Nepra overturns decision that K-Electric inflated bills

Published February 2, 2017
A general view of the K-Electric's power plant located in Bin Qasim on the city's outskirts. ─Reuters
A general view of the K-Electric's power plant located in Bin Qasim on the city's outskirts. ─Reuters

ISLAMABAD: Pending an inquiry sought by the government, the National Electric Power Regulatory Authority (Nepra) has overturned its decision taken more than two years ago that held the K-Electric Ltd’s (KEL) top hierarchy involved in overbilling its consumers and issuing unjustified and inflated bills to maximise revenue.

“The authority (Nepra) modifies the impugned decision dated June 10, 2014 to the extent that KEL must ensure that no such kind of incident takes place in the future, said an order signed by all the four members including chairman of the regulator. “Having said that, further proceedings on the show-cause initiated under Nepra (Fines) Rules, 2002 on this cause of action have been closed.”

The regulator said it appeared that neither any excessive billing was carried out nor any detection bill was issued in pursuance of the impugned emails and the complainants could not provide any cogent proof to establish their claim, except for emails from ex-deputy general manager Shoaib Siddiqui asking field offices to carry out excessive billing and issue detection bills to consumers.

Just last week the Ministry of Water and Power asked the regulator to probe Rs62 billion overbilling to Karachi-based consumers over the past few years and hold accountable all those involved. The regulator constituted a three-member inquiry commission on Friday and has yet to come out with its findings. But it released its judgment related to a past case.

In its June 2014 decision, the then three-member Nepra committee unanimously revealed that the management of K-Electric, including a former managing director and all its regional heads, had been involved in overbilling its consumers and issuing unjustified and inflated bills to maximise revenue. The regulator at the time directed K-Electric to take action against the officers involved in excessive billing, including its former chief executive and report compliance within three weeks.

At the same time, the regulator separately initiated proceedings against K-Electric under Nepra’s fine rule and issued show-cause notice to K-Electric that why it should be imposed a penalty of Rs100 million.

The power company later filed a civil suit in the Sindh High Court, challenging the Nepra notice. The high court barred the regulator from any final order without its permission but allowed it to continue proceedings on the show-cause notice.

K-Electric contended that no act of excessive billing had actually occurred following “self-motivated” emails issued by Shoaib Siddiqui which only related to one out of four regions. It said the June 2014 decision of Nepra also acknowledged that excessive billing and imposing detection bills was not done. It said the company’s senior management had nothing to do with Mr Siddiqui who had claimed to have received verbal instructions from the top for overbilling and detection bills.
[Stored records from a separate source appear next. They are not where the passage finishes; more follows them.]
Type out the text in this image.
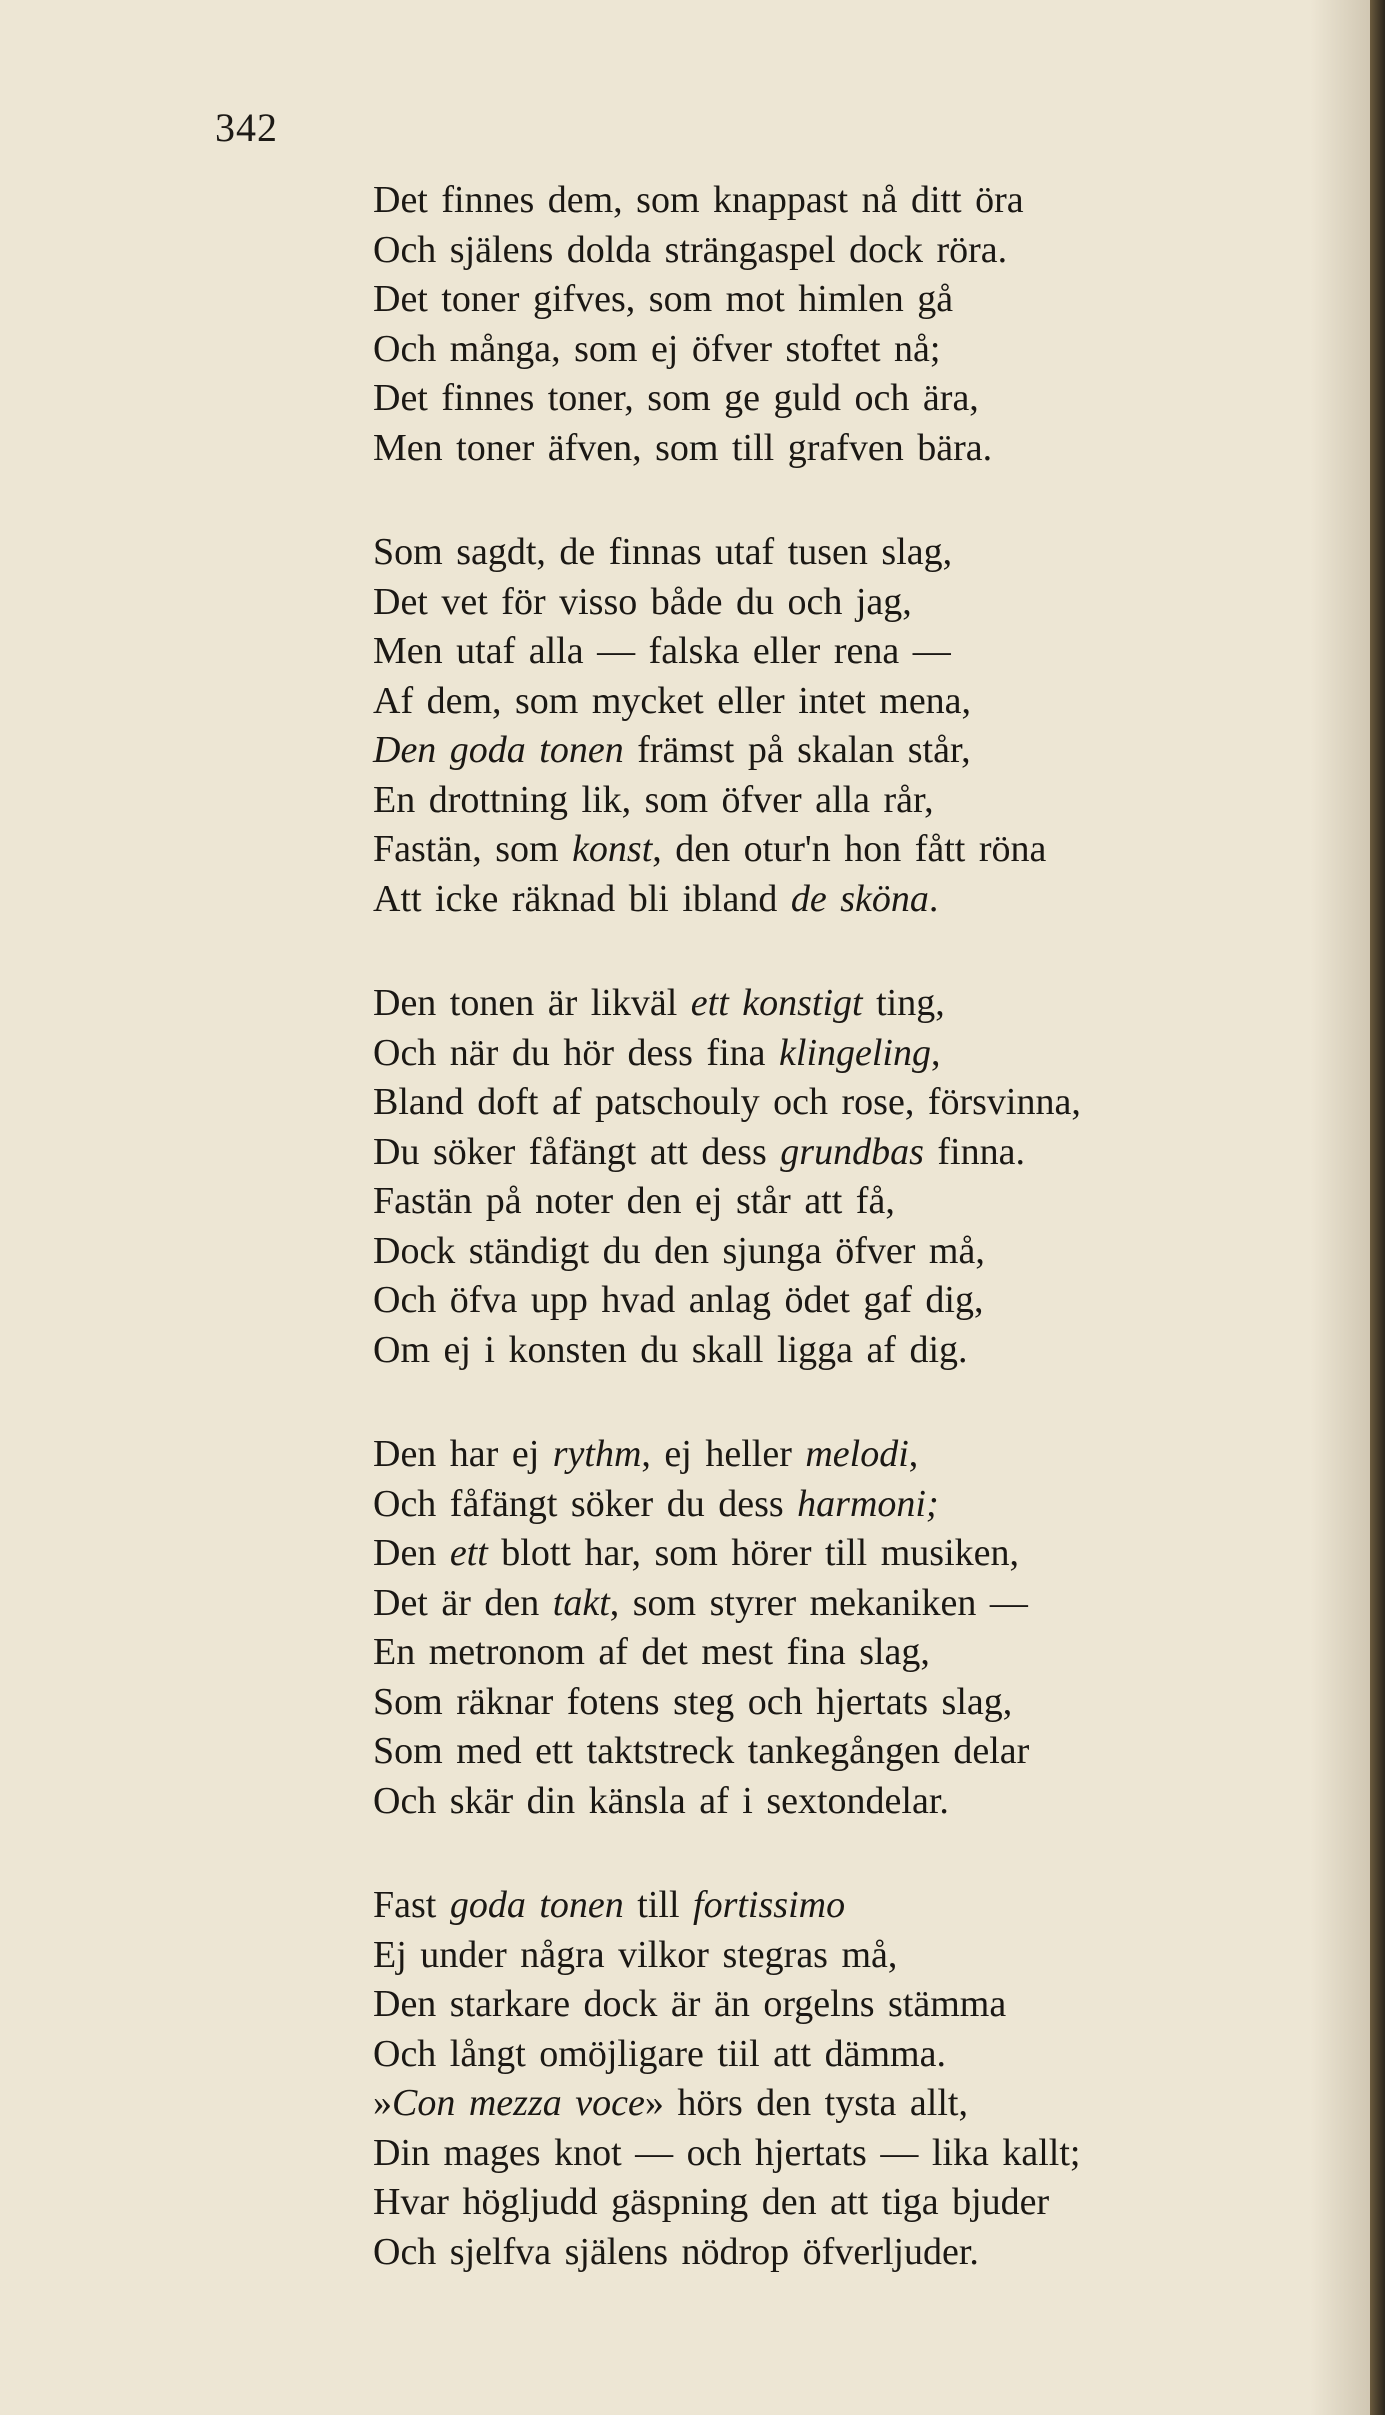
342
Det finnes dem, som knappast nå ditt öra
Och själens dolda strängaspel dock röra.
Det toner gifves, som mot himlen gå
Och många, som ej öfver stoftet nå;
Det finnes toner, som ge guld och ära,
Men toner äfven, som till grafven bära.
Som sagdt, de finnas utaf tusen slag,
Det vet för visso både du och jag,
Men utaf alla — falska eller rena —
Af dem, som mycket eller intet mena,
Den goda tonen främst på skalan står,
En drottning lik, som öfver alla rår,
Fastän, som konst, den otur'n hon fått röna
Att icke räknad bli ibland de sköna.
Den tonen är likväl ett konstigt ting,
Och när du hör dess fina klingeling,
Bland doft af patschouly och rose, försvinna,
Du söker fåfängt att dess grundbas finna.
Fastän på noter den ej står att få,
Dock ständigt du den sjunga öfver må,
Och öfva upp hvad anlag ödet gaf dig,
Om ej i konsten du skall ligga af dig.
Den har ej rythm, ej heller melodi,
Och fåfängt söker du dess harmoni;
Den ett blott har, som hörer till musiken,
Det är den takt, som styrer mekaniken —
En metronom af det mest fina slag,
Som räknar fotens steg och hjertats slag,
Som med ett taktstreck tankegången delar
Och skär din känsla af i sextondelar.
Fast goda tonen till fortissimo
Ej under några vilkor stegras må,
Den starkare dock är än orgelns stämma
Och långt omöjligare tiil att dämma.
»Con mezza voce» hörs den tysta allt,
Din mages knot — och hjertats — lika kallt;
Hvar högljudd gäspning den att tiga bjuder
Och sjelfva själens nödrop öfverljuder.
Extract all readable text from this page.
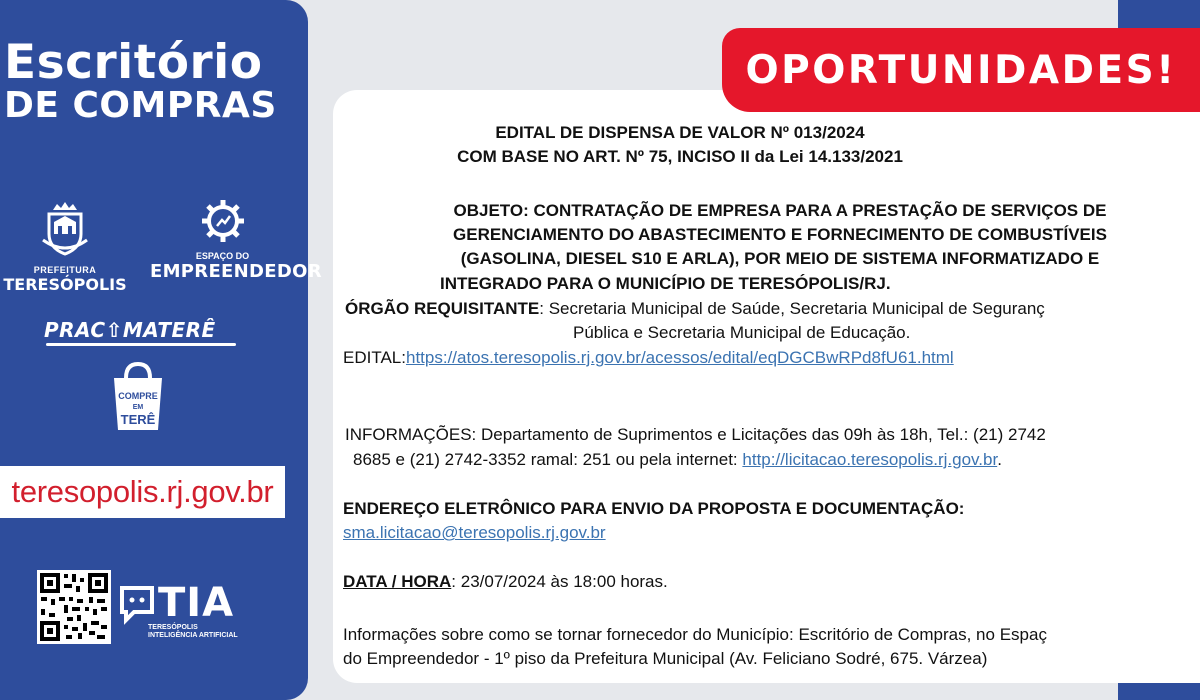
Escritório
DE COMPRAS
PREFEITURA
TERESÓPOLIS
ESPAÇO DO
EMPREENDEDOR
PRAC⇧MATERÊ
COMPRE
EM
TERÊ
teresopolis.rj.gov.br
TIA
TERESÓPOLIS
INTELIGÊNCIA ARTIFICIAL
OPORTUNIDADES!
EDITAL DE DISPENSA DE VALOR Nº 013/2024
COM BASE NO ART. Nº 75, INCISO II da Lei 14.133/2021
OBJETO: CONTRATAÇÃO DE EMPRESA PARA A PRESTAÇÃO DE SERVIÇOS DE
GERENCIAMENTO DO ABASTECIMENTO E FORNECIMENTO DE COMBUSTÍVEIS
(GASOLINA, DIESEL S10 E ARLA), POR MEIO DE SISTEMA INFORMATIZADO E
INTEGRADO PARA O MUNICÍPIO DE TERESÓPOLIS/RJ.
ÓRGÃO REQUISITANTE: Secretaria Municipal de Saúde, Secretaria Municipal de Seguranç
Pública e Secretaria Municipal de Educação.
EDITAL:https://atos.teresopolis.rj.gov.br/acessos/edital/eqDGCBwRPd8fU61.html
INFORMAÇÕES: Departamento de Suprimentos e Licitações das 09h às 18h, Tel.: (21) 2742
8685 e (21) 2742-3352 ramal: 251 ou pela internet: http://licitacao.teresopolis.rj.gov.br.
ENDEREÇO ELETRÔNICO PARA ENVIO DA PROPOSTA E DOCUMENTAÇÃO:
sma.licitacao@teresopolis.rj.gov.br
DATA / HORA: 23/07/2024 às 18:00 horas.
Informações sobre como se tornar fornecedor do Município: Escritório de Compras, no Espaç
do Empreendedor - 1º piso da Prefeitura Municipal (Av. Feliciano Sodré, 675. Várzea)
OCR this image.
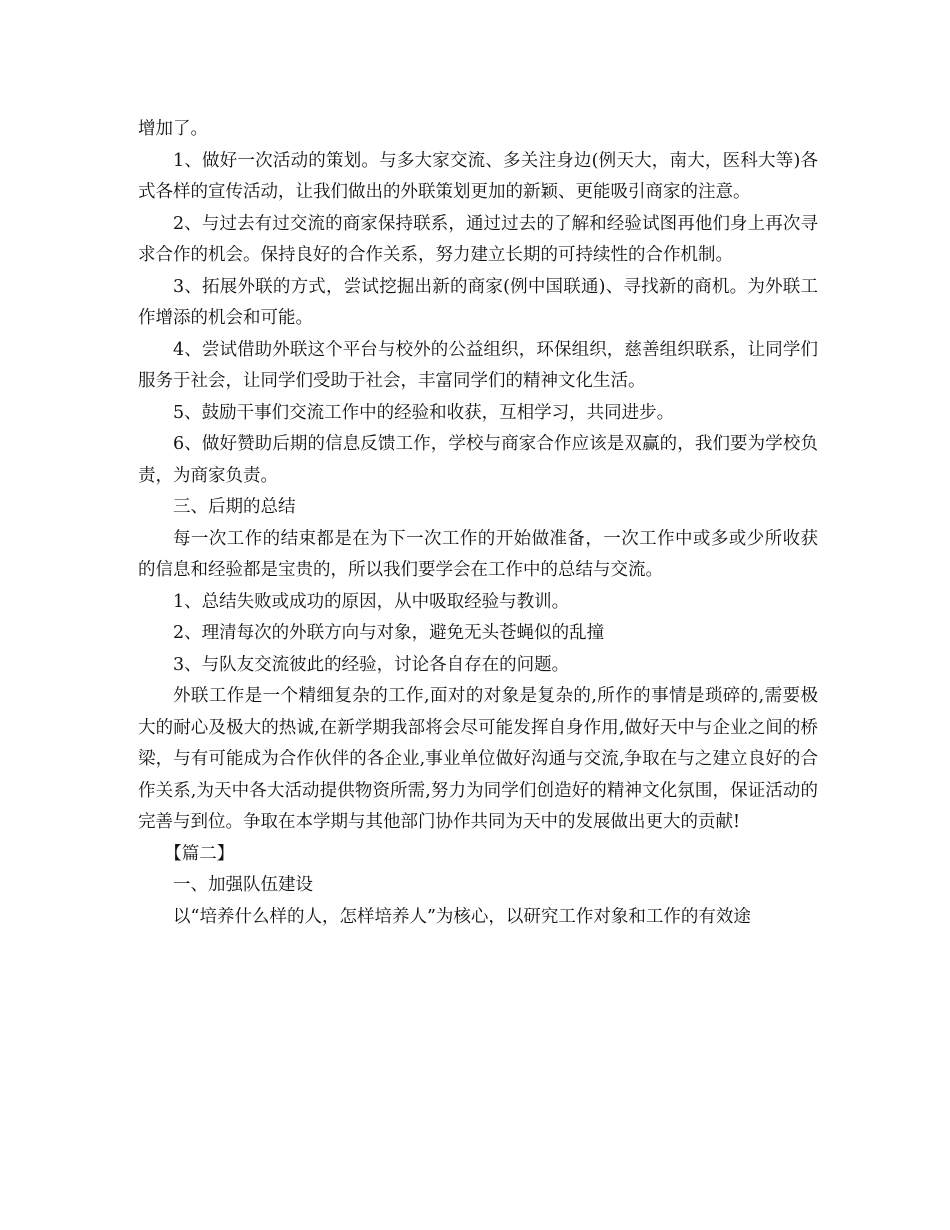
增加了。

1、做好一次活动的策划。与多大家交流、多关注身边(例天大，南大，医科大等)各式各样的宣传活动，让我们做出的外联策划更加的新颖、更能吸引商家的注意。

2、与过去有过交流的商家保持联系，通过过去的了解和经验试图再他们身上再次寻求合作的机会。保持良好的合作关系，努力建立长期的可持续性的合作机制。

3、拓展外联的方式，尝试挖掘出新的商家(例中国联通)、寻找新的商机。为外联工作增添的机会和可能。

4、尝试借助外联这个平台与校外的公益组织，环保组织，慈善组织联系，让同学们服务于社会，让同学们受助于社会，丰富同学们的精神文化生活。

5、鼓励干事们交流工作中的经验和收获，互相学习，共同进步。

6、做好赞助后期的信息反馈工作，学校与商家合作应该是双赢的，我们要为学校负责，为商家负责。

三、后期的总结

每一次工作的结束都是在为下一次工作的开始做准备，一次工作中或多或少所收获的信息和经验都是宝贵的，所以我们要学会在工作中的总结与交流。

1、总结失败或成功的原因，从中吸取经验与教训。

2、理清每次的外联方向与对象，避免无头苍蝇似的乱撞

3、与队友交流彼此的经验，讨论各自存在的问题。

外联工作是一个精细复杂的工作,面对的对象是复杂的,所作的事情是琐碎的,需要极大的耐心及极大的热诚,在新学期我部将会尽可能发挥自身作用,做好天中与企业之间的桥梁，与有可能成为合作伙伴的各企业,事业单位做好沟通与交流,争取在与之建立良好的合作关系,为天中各大活动提供物资所需,努力为同学们创造好的精神文化氛围，保证活动的完善与到位。争取在本学期与其他部门协作共同为天中的发展做出更大的贡献!

【篇二】

一、加强队伍建设

以“培养什么样的人，怎样培养人”为核心，以研究工作对象和工作的有效途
The company maintained that the complainants had failed to provide credible evidence of overbilling at the time when questioned by Nepra in public hearings. Based on this, K-Electric said that it was an isolated incident and upon asked to clarify, Mr Siddiqui had resigned from the post and was no more an employee of the company.

Nepra had issued its decision following its investigation spanned 18 months of inquiries and hearings into six separate complaints, including some referred to it by the Supreme Court. Nepra obtained certain emails from K-Electric officials, ordering additional billing of consumers. One of the company’s former general managers, Mr Siddiqui, confessed that he “issued directions to field formations to carry out excessive billing and issue detection bills”.

Mr Siddiqui resigned after the inquiry but was given a job in Byco — a sister organisation of K-Electric. He “was made a scapegoat to protect the KESC management and was accommodated in an Abraaj group concern. Another executive, Arshad Iftikhar, Mr Siddiqui’s supervisor, was issued a warning and later on, promoted,” the inquiry held. The Karachi Electric Supply Company, or KESC, was the former name of K-Electric.

Some of the complainants referred to orders for 10m units of excessive billing in September 2012, but Mr Siddiqui confirmed that 2m units were billed through 11 cycle days. Nepra said the overbilling that was supposed to be carried out did not actually take place because certain emails were leaked to the print media.

It said the orders for extra billing of 11 cycle days, an increase of 50 units for all consumers and the issuance of unjustified detection bills were issued by the former KESC chief executive officer on Sept 18, 2012.

The regulator said that on an inquiry by Nepra, the KESC concealed the facts and reported that the top management was not involved in issuing these directions. The record, however, suggests that it was clear that the power company’s management was involved. “Concealing the facts from Nepra constitutes violation of the provisions of Section 44 of the (Nepra) Act, Rule 20 of Nepra Licensing (Distribution) Rules 1999 and Article 15 of KESC’s distribution licence”.

It said that from the emails it was clear that the KESC has been issuing such directions to field formations on a regular basis. It was also clear that these bills were being issued without observing the code laid down in the consumer service manual.